Jacob feels the anger and rage in his guts—icy cold and acidic at the same time. He doesn’t know how to answer.
“Sure you do. Set you free, didn’t it?” Mort reaches into the pocket of his blazer and pulls out a dented Zippo lighter, like a movie cliche. He strikes it, lets it burn for a second, then snaps the lighter shut and stuffs it back into his pocket. He chuckles and the heat fades from his eyes. “Lighten up, Jake . . . And maybe say thank you.”
The bus’ robotic voice breaks the tension. “Next stop, Cascade Station.”
“This is me,” Mort says. He eases up off the seat, swaying a bit as the bus rounds a corner. “Have a good one, Jake.” He takes a few uneasy steps toward the doors, his hand on the grubby railing.
Jacob’s nose stings as Mort gets closer.

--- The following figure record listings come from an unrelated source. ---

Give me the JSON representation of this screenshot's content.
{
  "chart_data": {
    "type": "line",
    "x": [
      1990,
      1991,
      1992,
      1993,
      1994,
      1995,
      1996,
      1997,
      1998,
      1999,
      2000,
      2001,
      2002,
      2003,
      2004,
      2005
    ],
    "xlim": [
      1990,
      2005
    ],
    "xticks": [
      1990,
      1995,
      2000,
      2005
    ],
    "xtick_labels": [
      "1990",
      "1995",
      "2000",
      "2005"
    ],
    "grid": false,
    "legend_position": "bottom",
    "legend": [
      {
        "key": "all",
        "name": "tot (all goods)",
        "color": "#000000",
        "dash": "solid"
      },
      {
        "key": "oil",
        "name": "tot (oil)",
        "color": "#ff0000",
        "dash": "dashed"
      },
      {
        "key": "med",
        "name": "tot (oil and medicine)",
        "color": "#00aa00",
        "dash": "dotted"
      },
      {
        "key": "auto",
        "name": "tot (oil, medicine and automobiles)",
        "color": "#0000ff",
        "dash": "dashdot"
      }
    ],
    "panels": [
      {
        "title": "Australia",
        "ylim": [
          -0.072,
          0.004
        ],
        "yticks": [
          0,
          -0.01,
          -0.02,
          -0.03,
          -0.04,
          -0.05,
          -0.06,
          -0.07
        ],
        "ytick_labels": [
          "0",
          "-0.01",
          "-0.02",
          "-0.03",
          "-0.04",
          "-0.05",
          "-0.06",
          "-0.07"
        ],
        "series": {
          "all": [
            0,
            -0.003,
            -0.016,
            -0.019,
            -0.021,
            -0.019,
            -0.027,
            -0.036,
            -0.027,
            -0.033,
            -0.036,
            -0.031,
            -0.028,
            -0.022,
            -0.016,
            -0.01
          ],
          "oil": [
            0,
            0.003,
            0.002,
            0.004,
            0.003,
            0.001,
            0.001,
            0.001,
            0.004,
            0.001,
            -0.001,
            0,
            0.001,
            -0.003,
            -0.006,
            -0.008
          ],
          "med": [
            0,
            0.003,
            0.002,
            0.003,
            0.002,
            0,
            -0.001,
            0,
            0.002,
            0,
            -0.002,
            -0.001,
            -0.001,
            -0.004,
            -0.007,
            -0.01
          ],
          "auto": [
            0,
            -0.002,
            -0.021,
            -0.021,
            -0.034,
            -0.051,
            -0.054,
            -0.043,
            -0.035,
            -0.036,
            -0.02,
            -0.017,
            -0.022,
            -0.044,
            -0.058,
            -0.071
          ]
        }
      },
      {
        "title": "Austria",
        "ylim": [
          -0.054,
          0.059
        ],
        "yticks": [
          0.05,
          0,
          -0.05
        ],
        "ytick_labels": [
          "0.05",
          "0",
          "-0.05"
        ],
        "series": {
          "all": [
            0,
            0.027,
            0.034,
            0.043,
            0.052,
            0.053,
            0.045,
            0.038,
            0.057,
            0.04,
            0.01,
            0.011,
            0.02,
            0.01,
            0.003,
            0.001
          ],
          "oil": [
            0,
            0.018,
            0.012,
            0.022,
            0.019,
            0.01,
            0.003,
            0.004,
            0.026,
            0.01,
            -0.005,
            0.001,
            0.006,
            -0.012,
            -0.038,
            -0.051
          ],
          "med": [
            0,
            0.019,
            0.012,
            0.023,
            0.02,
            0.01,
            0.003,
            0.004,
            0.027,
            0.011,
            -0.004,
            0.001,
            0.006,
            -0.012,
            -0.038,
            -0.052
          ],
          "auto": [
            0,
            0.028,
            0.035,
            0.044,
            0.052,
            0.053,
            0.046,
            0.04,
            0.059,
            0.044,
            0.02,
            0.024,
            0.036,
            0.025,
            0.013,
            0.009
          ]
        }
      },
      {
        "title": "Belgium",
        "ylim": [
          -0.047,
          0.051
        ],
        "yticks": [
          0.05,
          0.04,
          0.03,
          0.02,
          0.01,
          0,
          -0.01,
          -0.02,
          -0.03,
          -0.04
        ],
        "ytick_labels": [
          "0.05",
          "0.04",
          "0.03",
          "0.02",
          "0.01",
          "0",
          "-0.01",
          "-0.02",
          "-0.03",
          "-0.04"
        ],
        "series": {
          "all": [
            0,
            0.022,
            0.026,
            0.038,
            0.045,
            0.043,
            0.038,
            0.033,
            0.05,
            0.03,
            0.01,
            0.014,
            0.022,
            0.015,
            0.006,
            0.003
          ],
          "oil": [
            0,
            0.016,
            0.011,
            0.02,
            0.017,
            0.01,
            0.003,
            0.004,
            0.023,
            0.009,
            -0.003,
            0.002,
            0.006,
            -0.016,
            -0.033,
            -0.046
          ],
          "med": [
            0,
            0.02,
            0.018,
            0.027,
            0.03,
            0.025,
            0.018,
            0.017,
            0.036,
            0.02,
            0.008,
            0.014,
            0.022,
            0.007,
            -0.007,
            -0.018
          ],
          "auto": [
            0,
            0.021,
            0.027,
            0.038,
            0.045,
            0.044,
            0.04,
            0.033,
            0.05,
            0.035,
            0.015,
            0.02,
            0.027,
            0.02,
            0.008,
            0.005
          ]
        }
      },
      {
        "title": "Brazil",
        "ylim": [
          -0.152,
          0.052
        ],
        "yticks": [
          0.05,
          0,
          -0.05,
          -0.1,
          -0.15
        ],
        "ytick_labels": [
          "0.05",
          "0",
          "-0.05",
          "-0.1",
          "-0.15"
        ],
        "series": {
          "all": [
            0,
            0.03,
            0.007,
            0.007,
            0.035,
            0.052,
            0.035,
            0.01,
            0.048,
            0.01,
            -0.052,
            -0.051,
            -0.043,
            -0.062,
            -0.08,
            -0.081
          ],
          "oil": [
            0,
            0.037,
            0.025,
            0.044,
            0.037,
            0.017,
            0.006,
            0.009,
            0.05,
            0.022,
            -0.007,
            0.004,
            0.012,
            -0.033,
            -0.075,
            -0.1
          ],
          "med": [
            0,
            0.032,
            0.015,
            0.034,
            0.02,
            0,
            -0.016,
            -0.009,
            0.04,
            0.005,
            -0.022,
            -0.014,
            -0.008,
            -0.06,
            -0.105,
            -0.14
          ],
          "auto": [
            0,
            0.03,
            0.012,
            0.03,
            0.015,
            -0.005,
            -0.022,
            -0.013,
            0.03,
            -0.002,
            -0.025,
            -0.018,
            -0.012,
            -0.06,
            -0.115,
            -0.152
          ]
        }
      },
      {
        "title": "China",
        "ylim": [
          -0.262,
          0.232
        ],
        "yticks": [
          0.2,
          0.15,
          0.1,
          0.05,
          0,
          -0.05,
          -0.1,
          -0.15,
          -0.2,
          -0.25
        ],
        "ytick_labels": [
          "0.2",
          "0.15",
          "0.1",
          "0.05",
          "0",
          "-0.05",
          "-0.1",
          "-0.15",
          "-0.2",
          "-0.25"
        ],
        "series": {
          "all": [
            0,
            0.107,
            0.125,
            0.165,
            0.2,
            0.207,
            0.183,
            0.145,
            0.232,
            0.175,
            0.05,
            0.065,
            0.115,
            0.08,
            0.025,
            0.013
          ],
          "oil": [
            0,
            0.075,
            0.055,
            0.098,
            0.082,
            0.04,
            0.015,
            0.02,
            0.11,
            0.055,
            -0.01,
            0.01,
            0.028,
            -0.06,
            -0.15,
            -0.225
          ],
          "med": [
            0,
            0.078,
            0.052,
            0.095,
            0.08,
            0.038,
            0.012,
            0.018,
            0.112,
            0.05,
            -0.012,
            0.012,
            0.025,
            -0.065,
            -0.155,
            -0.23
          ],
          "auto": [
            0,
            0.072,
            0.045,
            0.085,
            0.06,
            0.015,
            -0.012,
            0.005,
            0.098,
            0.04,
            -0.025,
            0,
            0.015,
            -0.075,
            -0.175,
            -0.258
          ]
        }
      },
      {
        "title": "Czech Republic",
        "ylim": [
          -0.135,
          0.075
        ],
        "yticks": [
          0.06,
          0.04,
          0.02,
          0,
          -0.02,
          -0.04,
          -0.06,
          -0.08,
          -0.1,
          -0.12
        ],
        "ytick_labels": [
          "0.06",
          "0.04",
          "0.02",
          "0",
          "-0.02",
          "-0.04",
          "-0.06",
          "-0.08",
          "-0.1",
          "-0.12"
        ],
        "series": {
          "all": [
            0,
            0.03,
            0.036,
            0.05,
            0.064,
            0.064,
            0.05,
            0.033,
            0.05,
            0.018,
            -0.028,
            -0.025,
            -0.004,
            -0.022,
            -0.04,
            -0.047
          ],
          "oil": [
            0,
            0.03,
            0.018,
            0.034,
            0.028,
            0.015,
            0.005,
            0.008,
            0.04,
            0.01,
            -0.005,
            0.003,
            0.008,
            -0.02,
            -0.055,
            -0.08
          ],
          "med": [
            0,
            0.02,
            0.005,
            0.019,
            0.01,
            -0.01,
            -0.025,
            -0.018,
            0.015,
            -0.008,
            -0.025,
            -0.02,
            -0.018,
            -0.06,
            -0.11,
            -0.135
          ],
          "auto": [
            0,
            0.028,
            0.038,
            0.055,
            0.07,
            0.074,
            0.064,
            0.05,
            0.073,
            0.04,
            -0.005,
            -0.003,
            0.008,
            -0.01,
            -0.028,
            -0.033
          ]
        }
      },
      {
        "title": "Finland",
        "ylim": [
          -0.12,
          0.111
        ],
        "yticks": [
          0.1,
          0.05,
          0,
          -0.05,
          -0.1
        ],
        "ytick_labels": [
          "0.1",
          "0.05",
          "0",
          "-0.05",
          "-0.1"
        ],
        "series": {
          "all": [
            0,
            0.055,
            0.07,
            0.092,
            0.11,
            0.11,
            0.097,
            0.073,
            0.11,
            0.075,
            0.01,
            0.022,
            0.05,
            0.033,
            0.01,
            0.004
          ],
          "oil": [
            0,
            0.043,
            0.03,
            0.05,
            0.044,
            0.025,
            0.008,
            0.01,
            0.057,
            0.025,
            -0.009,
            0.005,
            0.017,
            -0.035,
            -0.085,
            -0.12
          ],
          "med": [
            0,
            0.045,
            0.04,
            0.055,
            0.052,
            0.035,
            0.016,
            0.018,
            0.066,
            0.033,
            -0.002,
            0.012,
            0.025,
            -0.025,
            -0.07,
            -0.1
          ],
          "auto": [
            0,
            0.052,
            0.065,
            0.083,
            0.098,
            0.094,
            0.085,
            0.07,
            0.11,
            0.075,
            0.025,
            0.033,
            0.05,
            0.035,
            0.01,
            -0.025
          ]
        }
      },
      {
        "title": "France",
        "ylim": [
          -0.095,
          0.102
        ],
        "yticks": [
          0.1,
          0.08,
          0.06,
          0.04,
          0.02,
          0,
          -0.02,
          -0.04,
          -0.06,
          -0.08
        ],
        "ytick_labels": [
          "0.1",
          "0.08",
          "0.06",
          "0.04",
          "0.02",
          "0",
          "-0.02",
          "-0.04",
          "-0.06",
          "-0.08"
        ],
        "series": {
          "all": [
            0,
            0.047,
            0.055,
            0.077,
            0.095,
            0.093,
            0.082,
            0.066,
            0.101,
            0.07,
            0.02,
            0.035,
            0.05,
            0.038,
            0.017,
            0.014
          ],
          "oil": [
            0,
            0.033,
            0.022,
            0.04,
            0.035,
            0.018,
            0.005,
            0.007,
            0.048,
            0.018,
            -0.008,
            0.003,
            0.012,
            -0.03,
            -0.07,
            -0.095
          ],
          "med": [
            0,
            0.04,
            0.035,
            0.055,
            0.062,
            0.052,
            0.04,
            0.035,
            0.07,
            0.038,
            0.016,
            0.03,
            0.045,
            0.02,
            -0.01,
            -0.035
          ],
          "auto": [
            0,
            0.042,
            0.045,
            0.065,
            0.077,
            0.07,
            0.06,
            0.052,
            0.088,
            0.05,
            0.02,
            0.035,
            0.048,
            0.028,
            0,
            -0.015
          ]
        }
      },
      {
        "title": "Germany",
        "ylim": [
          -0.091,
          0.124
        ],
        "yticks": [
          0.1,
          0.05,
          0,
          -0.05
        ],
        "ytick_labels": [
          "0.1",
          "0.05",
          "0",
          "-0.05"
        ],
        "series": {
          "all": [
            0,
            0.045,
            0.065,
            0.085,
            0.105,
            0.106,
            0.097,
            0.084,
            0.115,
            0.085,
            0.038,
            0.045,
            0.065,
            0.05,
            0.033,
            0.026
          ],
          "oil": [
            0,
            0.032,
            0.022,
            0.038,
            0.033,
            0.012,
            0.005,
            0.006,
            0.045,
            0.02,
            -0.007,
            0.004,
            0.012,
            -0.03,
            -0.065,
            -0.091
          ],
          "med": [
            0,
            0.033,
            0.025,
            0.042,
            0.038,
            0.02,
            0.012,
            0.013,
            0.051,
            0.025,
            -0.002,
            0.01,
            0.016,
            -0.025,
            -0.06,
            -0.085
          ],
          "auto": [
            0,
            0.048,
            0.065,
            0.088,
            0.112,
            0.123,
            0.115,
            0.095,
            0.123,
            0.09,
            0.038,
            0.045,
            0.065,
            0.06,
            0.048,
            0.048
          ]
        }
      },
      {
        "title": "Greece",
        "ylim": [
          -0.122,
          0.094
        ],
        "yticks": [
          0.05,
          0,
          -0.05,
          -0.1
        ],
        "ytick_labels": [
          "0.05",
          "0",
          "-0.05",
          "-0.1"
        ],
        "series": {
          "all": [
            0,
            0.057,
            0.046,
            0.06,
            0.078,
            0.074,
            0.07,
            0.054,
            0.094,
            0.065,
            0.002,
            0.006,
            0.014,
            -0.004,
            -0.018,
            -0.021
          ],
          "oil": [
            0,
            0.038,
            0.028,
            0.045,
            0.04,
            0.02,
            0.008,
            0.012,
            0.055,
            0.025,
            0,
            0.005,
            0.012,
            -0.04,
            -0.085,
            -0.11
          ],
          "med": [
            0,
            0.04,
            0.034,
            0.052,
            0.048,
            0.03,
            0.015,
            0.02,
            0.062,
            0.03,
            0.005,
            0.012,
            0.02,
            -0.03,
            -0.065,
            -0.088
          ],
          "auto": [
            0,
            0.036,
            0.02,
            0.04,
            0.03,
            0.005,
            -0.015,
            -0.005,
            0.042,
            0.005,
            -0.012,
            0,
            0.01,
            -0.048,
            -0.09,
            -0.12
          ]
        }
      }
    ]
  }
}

It hasn’t worked quite right since he got sick last spring, but the smell is strong enough to register anyway: Gasoline.
Mort smiles, his cracked tooth flashing in the sharp blue glow of the overhead LEDs. “Hope you catch something,” he says. The bust trundles to a stop, the doors hiss open, and mort staggers out into the smokey air.
Jacob’s phone buzzes in his pocket. He pulls it out to see a notification from his coworker, sent through an encrypted client: [it was you? you’re all over the news IsoNet is after you where are you]
The bus chimes. “Next stop, Portland airport.”
Jacob turns off his phone and sets it down on the seat next to him. He stands up and throws the backpack’s strap over one shoulder. The bus stops and the doors hiss open. He grabs the fishing rod and steps down onto the ashy pavement.